Longformer-Encoder-Decoder (LED)
-> While the original Transformer was a Seq2Seq model with an encoder-decoder architecture, both BERT and GPT – the popular choices these days – use encoder or decoder only.
-> The Longformer-Encoder-Decoder (LED) variant of Longformer introduces a full encoder-decoder architecture again, for specific tasks like summarization, also to solve the issue with long inputs there.
-> It still uses the efficient local+global attention pattern, but on the encoder only, while the decoder utilizes the full self-attention mechanism.
-> It scales linearly with input.
-> Initialized from BART, but then with position embeddings extended to 16K tokens up from BART’s 1K tokens. Here too, they are initialized by copying over the BART tokens.
-> Two variants released: LED-base and LED-large, with 6/12 layers in both encoder/decoder stacks.

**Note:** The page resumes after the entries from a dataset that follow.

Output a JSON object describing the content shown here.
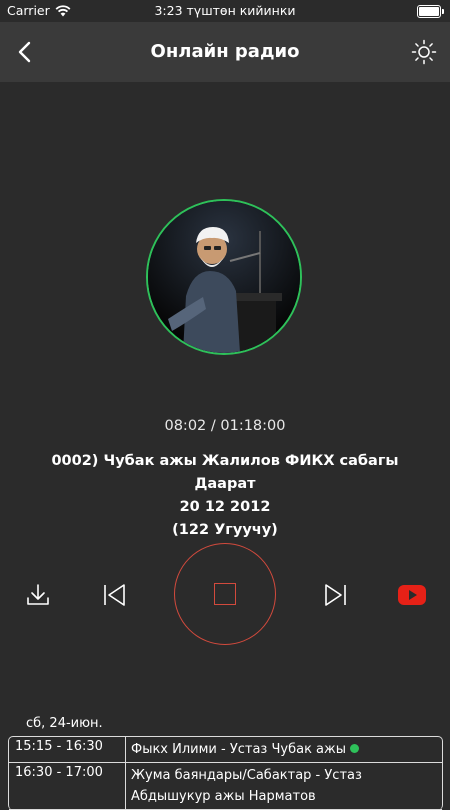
{
  "status_bar": {
    "carrier": "Carrier",
    "time": "3:23 түштөн кийинки"
  },
  "nav": {
    "title": "Онлайн радио",
    "back_icon": "chevron-left-icon",
    "theme_icon": "sun-icon"
  },
  "player": {
    "time": "08:02 / 01:18:00",
    "title_line1": "0002) Чубак ажы Жалилов ФИКХ сабагы Даарат",
    "title_line2": "20 12 2012",
    "title_line3": "(122 Угуучу)",
    "controls": [
      "download-icon",
      "previous-icon",
      "stop-icon",
      "next-icon",
      "youtube-icon"
    ],
    "colors": {
      "accent": "#d24a3d",
      "live": "#2ec15a",
      "youtube": "#e62117"
    }
  },
  "schedule": {
    "date": "сб, 24-июн.",
    "rows": [
      {
        "time": "15:15 - 16:30",
        "name": "Фыкх Илими - Устаз Чубак ажы",
        "live": true
      },
      {
        "time": "16:30 - 17:00",
        "name": "Жума баяндары/Сабактар - Устаз Абдышукур ажы Нарматов",
        "live": false
      }
    ]
  }
}
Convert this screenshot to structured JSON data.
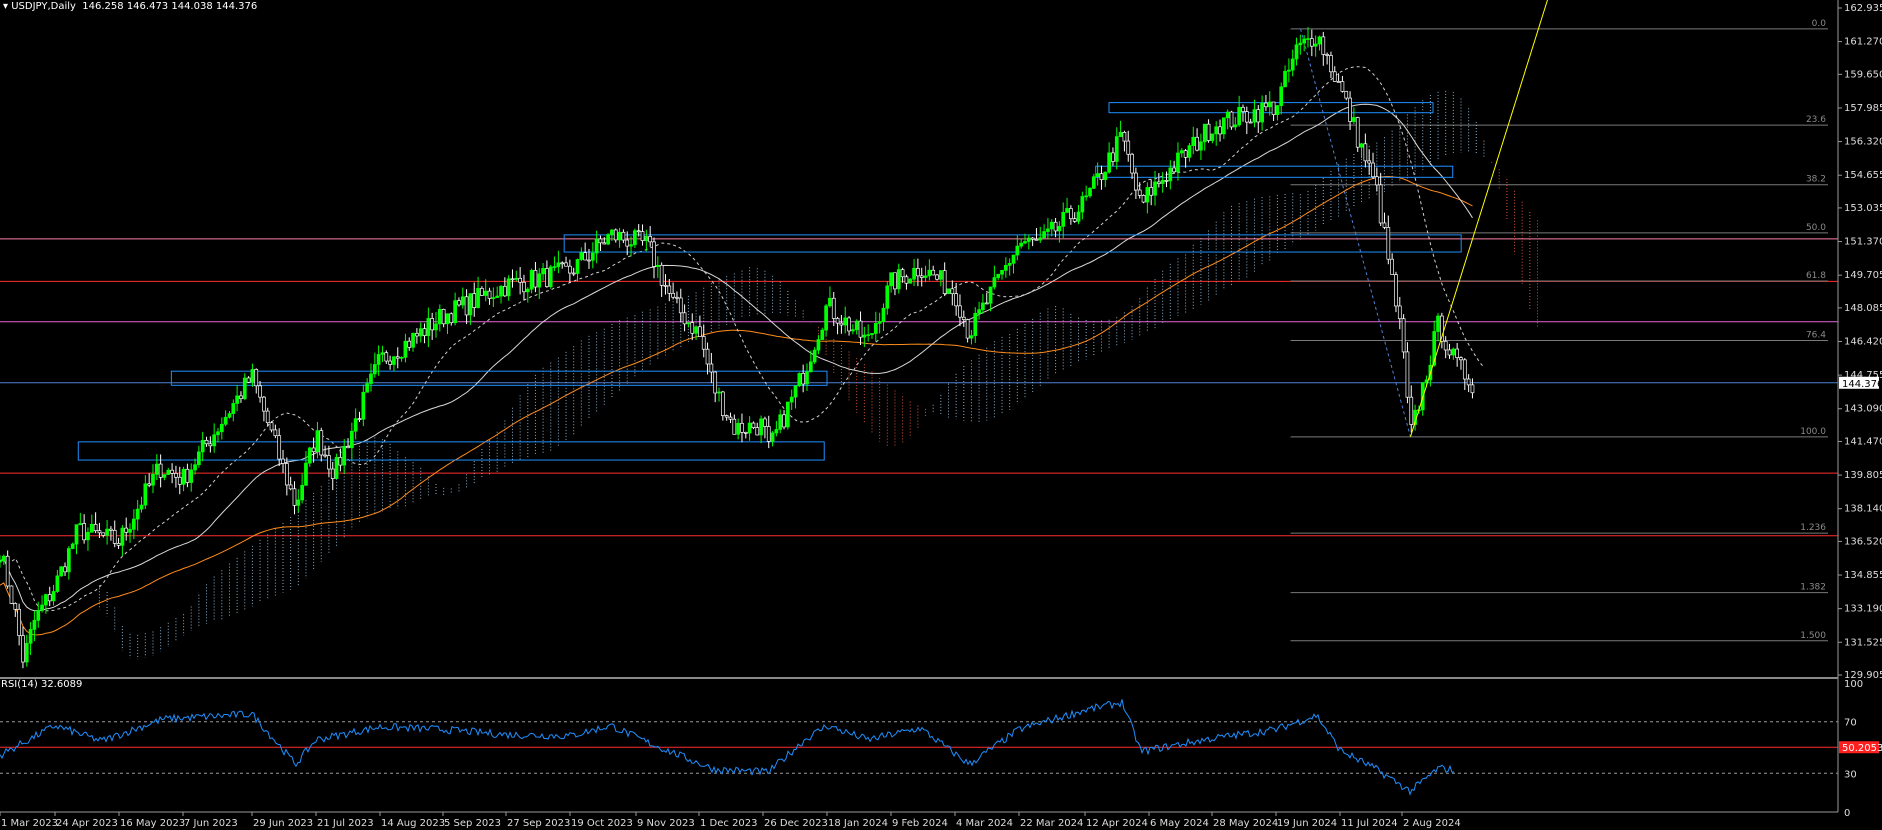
{
  "header": {
    "symbol": "USDJPY,Daily",
    "ohlc": "146.258 146.473 144.038 144.376"
  },
  "rsi_header": "RSI(14) 32.6089",
  "colors": {
    "background": "#000000",
    "bull": "#00ff00",
    "bear": "#ffffff",
    "cloud_bull": "#9fd1f5",
    "cloud_bear": "#ff6347",
    "rect": "#1e90ff",
    "red_line": "#ff2d2d",
    "pink_line": "#ff7fa8",
    "magenta_line": "#e366d9",
    "blue_line": "#4f7fd4",
    "ma_white": "#d8d8d8",
    "ma_orange": "#ff8c1a",
    "trend": "#ffff00",
    "rsi_line": "#1e90ff",
    "price_tag_bg": "#ffffff",
    "rsi_tag_bg": "#ff2020"
  },
  "chart_data": [
    {
      "type": "candlestick",
      "title": "USDJPY,Daily",
      "ylim": [
        129.905,
        162.935
      ],
      "y_ticks": [
        "162.935",
        "161.270",
        "159.650",
        "157.985",
        "156.320",
        "154.655",
        "153.035",
        "151.370",
        "149.705",
        "148.085",
        "146.420",
        "144.755",
        "143.090",
        "141.470",
        "139.805",
        "138.140",
        "136.520",
        "134.855",
        "133.190",
        "131.525",
        "129.905"
      ],
      "x_labels": [
        "1 Mar 2023",
        "24 Apr 2023",
        "16 May 2023",
        "7 Jun 2023",
        "29 Jun 2023",
        "21 Jul 2023",
        "14 Aug 2023",
        "5 Sep 2023",
        "27 Sep 2023",
        "19 Oct 2023",
        "9 Nov 2023",
        "1 Dec 2023",
        "26 Dec 2023",
        "18 Jan 2024",
        "9 Feb 2024",
        "4 Mar 2024",
        "22 Mar 2024",
        "12 Apr 2024",
        "6 May 2024",
        "28 May 2024",
        "19 Jun 2024",
        "11 Jul 2024",
        "2 Aug 2024"
      ],
      "current_price": "144.376",
      "close_path": [
        [
          "1 Mar 2023",
          136.1
        ],
        [
          "15 Mar 2023",
          133.2
        ],
        [
          "24 Mar 2023",
          130.6
        ],
        [
          "4 Apr 2023",
          132.6
        ],
        [
          "24 Apr 2023",
          134.3
        ],
        [
          "2 May 2023",
          137.1
        ],
        [
          "16 May 2023",
          136.5
        ],
        [
          "30 May 2023",
          140.2
        ],
        [
          "7 Jun 2023",
          139.6
        ],
        [
          "29 Jun 2023",
          144.7
        ],
        [
          "14 Jul 2023",
          138.3
        ],
        [
          "21 Jul 2023",
          141.8
        ],
        [
          "28 Jul 2023",
          139.9
        ],
        [
          "14 Aug 2023",
          145.5
        ],
        [
          "25 Aug 2023",
          146.5
        ],
        [
          "5 Sep 2023",
          147.7
        ],
        [
          "27 Sep 2023",
          149.2
        ],
        [
          "19 Oct 2023",
          149.9
        ],
        [
          "1 Nov 2023",
          151.7
        ],
        [
          "13 Nov 2023",
          151.2
        ],
        [
          "22 Nov 2023",
          148.3
        ],
        [
          "1 Dec 2023",
          146.8
        ],
        [
          "7 Dec 2023",
          144.1
        ],
        [
          "15 Dec 2023",
          142.1
        ],
        [
          "26 Dec 2023",
          142.3
        ],
        [
          "28 Dec 2023",
          141.0
        ],
        [
          "10 Jan 2024",
          145.0
        ],
        [
          "18 Jan 2024",
          148.2
        ],
        [
          "1 Feb 2024",
          146.4
        ],
        [
          "9 Feb 2024",
          149.3
        ],
        [
          "20 Feb 2024",
          150.1
        ],
        [
          "4 Mar 2024",
          148.9
        ],
        [
          "8 Mar 2024",
          146.8
        ],
        [
          "22 Mar 2024",
          151.3
        ],
        [
          "29 Mar 2024",
          151.3
        ],
        [
          "12 Apr 2024",
          153.3
        ],
        [
          "26 Apr 2024",
          156.6
        ],
        [
          "3 May 2024",
          153.0
        ],
        [
          "6 May 2024",
          153.8
        ],
        [
          "28 May 2024",
          157.1
        ],
        [
          "19 Jun 2024",
          158.1
        ],
        [
          "26 Jun 2024",
          160.8
        ],
        [
          "3 Jul 2024",
          161.7
        ],
        [
          "11 Jul 2024",
          159.0
        ],
        [
          "24 Jul 2024",
          153.9
        ],
        [
          "2 Aug 2024",
          146.5
        ],
        [
          "5 Aug 2024",
          141.7
        ],
        [
          "15 Aug 2024",
          147.3
        ],
        [
          "21 Aug 2024",
          145.3
        ],
        [
          "27 Aug 2024",
          144.4
        ]
      ],
      "fibonacci": {
        "levels": [
          "0.0",
          "23.6",
          "38.2",
          "50.0",
          "61.8",
          "76.4",
          "100.0",
          "1.236",
          "1.382",
          "1.500"
        ],
        "high": 161.9,
        "low": 141.7
      },
      "horizontal_lines": {
        "pink": 151.5,
        "red": [
          149.4,
          139.9,
          136.8
        ],
        "magenta": 147.4,
        "blue": 144.376
      },
      "rectangles": [
        {
          "from": "3 Jun 2023",
          "to": "18 Jan 2024",
          "top": 144.95,
          "bottom": 144.25
        },
        {
          "from": "2 May 2023",
          "to": "17 Jan 2024",
          "top": 141.45,
          "bottom": 140.55
        },
        {
          "from": "17 Oct 2023",
          "to": "23 Aug 2024",
          "top": 151.7,
          "bottom": 150.85
        },
        {
          "from": "16 Apr 2024",
          "to": "20 Aug 2024",
          "top": 155.1,
          "bottom": 154.55
        },
        {
          "from": "21 Apr 2024",
          "to": "13 Aug 2024",
          "top": 158.25,
          "bottom": 157.75
        }
      ],
      "trendline": {
        "from_date": "5 Aug 2024",
        "from_price": 141.7,
        "to_date": "23 Sep 2024",
        "to_price": 163.5
      }
    },
    {
      "type": "line",
      "title": "RSI(14) 32.6089",
      "ylim": [
        0,
        100
      ],
      "y_ticks": [
        "100",
        "70",
        "30",
        "0"
      ],
      "levels": [
        70,
        30
      ],
      "red_level_value": "50.2053",
      "red_level": 50.2,
      "path": [
        [
          "1 Mar 2023",
          44
        ],
        [
          "24 Apr 2023",
          67
        ],
        [
          "10 May 2023",
          55
        ],
        [
          "31 May 2023",
          72
        ],
        [
          "29 Jun 2023",
          76
        ],
        [
          "14 Jul 2023",
          37
        ],
        [
          "21 Jul 2023",
          56
        ],
        [
          "14 Aug 2023",
          66
        ],
        [
          "5 Sep 2023",
          64
        ],
        [
          "27 Sep 2023",
          60
        ],
        [
          "19 Oct 2023",
          59
        ],
        [
          "1 Nov 2023",
          67
        ],
        [
          "13 Nov 2023",
          54
        ],
        [
          "7 Dec 2023",
          33
        ],
        [
          "28 Dec 2023",
          31
        ],
        [
          "10 Jan 2024",
          56
        ],
        [
          "18 Jan 2024",
          67
        ],
        [
          "1 Feb 2024",
          56
        ],
        [
          "20 Feb 2024",
          65
        ],
        [
          "8 Mar 2024",
          37
        ],
        [
          "22 Mar 2024",
          64
        ],
        [
          "12 Apr 2024",
          79
        ],
        [
          "26 Apr 2024",
          85
        ],
        [
          "3 May 2024",
          47
        ],
        [
          "28 May 2024",
          57
        ],
        [
          "19 Jun 2024",
          64
        ],
        [
          "3 Jul 2024",
          75
        ],
        [
          "11 Jul 2024",
          48
        ],
        [
          "24 Jul 2024",
          33
        ],
        [
          "5 Aug 2024",
          16
        ],
        [
          "15 Aug 2024",
          34
        ],
        [
          "21 Aug 2024",
          32.6
        ]
      ]
    }
  ]
}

-> LED was evaluated on Arxiv summarization data. It has texts with > 14.5K tokens. For the evaluation, it was trained using teacher forcing on gold training summaries and uses beam search at inference.
-> On Arxiv, state-of-the-art results are observed. This is remarkable, especially given the fact that LED is not pretrained! Pretraining should improve results even further.
 
Summary
In other words, input length matters! The better models can support longer input, the better they can perform after training. Longformer was created for this purpose, using a pluggable sparse attention mechanism that combines dilated windowed attention for local context with full global attention on some tokens, of which the latter varies per task.
 
References
Beltagy, I., Peters, M. E., & Cohan, A. (2020). Longformer: The long-document transformer. arXiv preprint arXiv:2004.05150.
Zaheer, M., Guruganesh, G., Dubey, A., Ainslie, J., Alberti, C., Ontanon, S., … & Ahmed, A. (2020). Big bird: Transformers for longer sequences. arXiv preprint arXiv:2007.14062.
Gupta, A., & Berant, J. (2020). Gmat: Global memory augmentation for transformers. arXiv preprint arXiv:2006.03274.
Ainslie, J., Ontanon, S., Alberti, C., Pham, P., Ravula, A., & Sanghai, S. (2020). ETC: Encoding long and structured data in transformers. arXiv preprint arXiv:2004.08483.